Damon Albarn enlisted Bobby Womack to sing on Gorillaz's 2010 album Plastic Beach, pushing the great soul singer back into action after a prolonged period of silence.
Remarkably, the unlikely pair struck up a friendship, a partnership that led to 2012's The Bravest Man in the Universe, Womack's first album in 13 years.
Signing with Richard Russell's XL Records, Womack collaborated with his longtime cohort Harold Payne, Albarn, and Russell on this ghostly, skeletal soul collection, each man bringing his own signatures to the table.

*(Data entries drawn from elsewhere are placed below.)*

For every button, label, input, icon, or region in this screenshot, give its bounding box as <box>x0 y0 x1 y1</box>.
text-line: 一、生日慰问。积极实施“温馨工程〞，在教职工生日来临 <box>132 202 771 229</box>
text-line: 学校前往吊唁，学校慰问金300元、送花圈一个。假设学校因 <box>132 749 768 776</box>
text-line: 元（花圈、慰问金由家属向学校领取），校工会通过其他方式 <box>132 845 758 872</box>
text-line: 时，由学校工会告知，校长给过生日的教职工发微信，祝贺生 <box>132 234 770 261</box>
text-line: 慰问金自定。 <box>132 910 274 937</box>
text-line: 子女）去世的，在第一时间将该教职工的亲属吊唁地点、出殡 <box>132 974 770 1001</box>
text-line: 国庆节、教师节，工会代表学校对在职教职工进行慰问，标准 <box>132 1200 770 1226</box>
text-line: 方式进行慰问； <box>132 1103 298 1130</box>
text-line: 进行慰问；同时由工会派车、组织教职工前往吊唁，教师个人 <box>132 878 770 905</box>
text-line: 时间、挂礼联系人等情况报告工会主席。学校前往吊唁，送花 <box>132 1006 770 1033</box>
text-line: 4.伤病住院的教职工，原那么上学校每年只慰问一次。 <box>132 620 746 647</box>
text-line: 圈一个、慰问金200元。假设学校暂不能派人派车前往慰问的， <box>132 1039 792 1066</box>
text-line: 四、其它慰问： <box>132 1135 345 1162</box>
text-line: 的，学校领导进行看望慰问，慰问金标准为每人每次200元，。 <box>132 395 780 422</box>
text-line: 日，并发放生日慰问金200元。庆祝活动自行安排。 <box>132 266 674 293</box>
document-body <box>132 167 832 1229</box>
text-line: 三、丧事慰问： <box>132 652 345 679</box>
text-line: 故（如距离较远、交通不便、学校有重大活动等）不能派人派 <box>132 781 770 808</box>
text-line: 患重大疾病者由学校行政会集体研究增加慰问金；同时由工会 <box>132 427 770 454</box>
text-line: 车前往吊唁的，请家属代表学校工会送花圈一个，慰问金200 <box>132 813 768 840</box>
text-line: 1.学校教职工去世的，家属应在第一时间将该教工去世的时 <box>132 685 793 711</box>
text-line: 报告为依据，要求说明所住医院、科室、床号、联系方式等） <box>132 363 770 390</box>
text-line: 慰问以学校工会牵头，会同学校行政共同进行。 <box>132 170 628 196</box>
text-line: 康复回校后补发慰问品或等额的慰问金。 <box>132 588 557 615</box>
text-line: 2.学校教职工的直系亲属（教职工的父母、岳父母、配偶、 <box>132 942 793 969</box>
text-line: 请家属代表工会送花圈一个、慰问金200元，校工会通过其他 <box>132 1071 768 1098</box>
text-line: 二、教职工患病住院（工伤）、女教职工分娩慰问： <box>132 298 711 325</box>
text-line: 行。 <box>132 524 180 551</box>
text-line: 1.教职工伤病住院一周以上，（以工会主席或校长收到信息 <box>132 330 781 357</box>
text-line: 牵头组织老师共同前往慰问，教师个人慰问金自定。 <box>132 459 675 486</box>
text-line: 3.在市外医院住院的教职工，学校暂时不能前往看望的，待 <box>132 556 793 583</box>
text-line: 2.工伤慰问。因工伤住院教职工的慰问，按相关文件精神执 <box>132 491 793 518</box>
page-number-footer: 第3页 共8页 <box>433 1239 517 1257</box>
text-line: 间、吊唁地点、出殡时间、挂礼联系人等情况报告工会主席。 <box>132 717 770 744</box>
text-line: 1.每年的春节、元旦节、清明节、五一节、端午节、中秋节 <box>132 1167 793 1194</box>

Russell's beats intertwine with Albarn's spectral chords, each evoking distinct memories of his past work, but even if there are clear antecedents in Russell's production of Gil Scott-Heron or the futuristic funk oeuvre of Gorillaz, these two do not bend Womack to fit their needs: they free him to make a startlingly modern Bobby Womack album, one that harks back to such previous masterworks as Understanding and The Poet, albums that fully embodied both the singer and his times.
And so it is with The Bravest Man in the Universe, an album that sounds like 2012 as much as it sounds like Womack: the rhythms belong to the modern world, the slow, shimmering grooves undeniably Womack's, as he's been specializing in this sound since the turn of the '70s.
Initially, the most bracing elements of The Bravest Man in the Universe are those electronic flourishes from Russell and Albarn and, most of all, the power of Womack's singing.
He's showing signs of age -- his voice is etched and weathered -- but he sounds undiminished, both as a vocalist and as a man.
This is not a quiet, mournful album about the dying of the light; this is about living in the moment, embracing age and modernity with equal enthusiasm.
The past is present on The Bravest Man in the Universe -- nowhere more so than on "Dayglo Reflection," where a song by Womack mentor Sam Cooke is interpolated and chanteuse of the year Lana Del Rey is deployed as effectively ethereal counterpart, but Bobby covers the traditional "Deep River" and revives "Whatever Happened to the Times," a song he co-wrote with his old running partner Jim Ford -- although Womack is never beholden to time gone by; the old days are part of him, informing how he's facing the present, and there's nothing remotely approaching nostalgia here.
For as haunting as parts of the album are, there is no fetishization of death on the parts of Albarn and Russell; even with a tinge of melancholy coloring the fringes of the album, this is an album that affirms the power of life, in all of its mess and glory.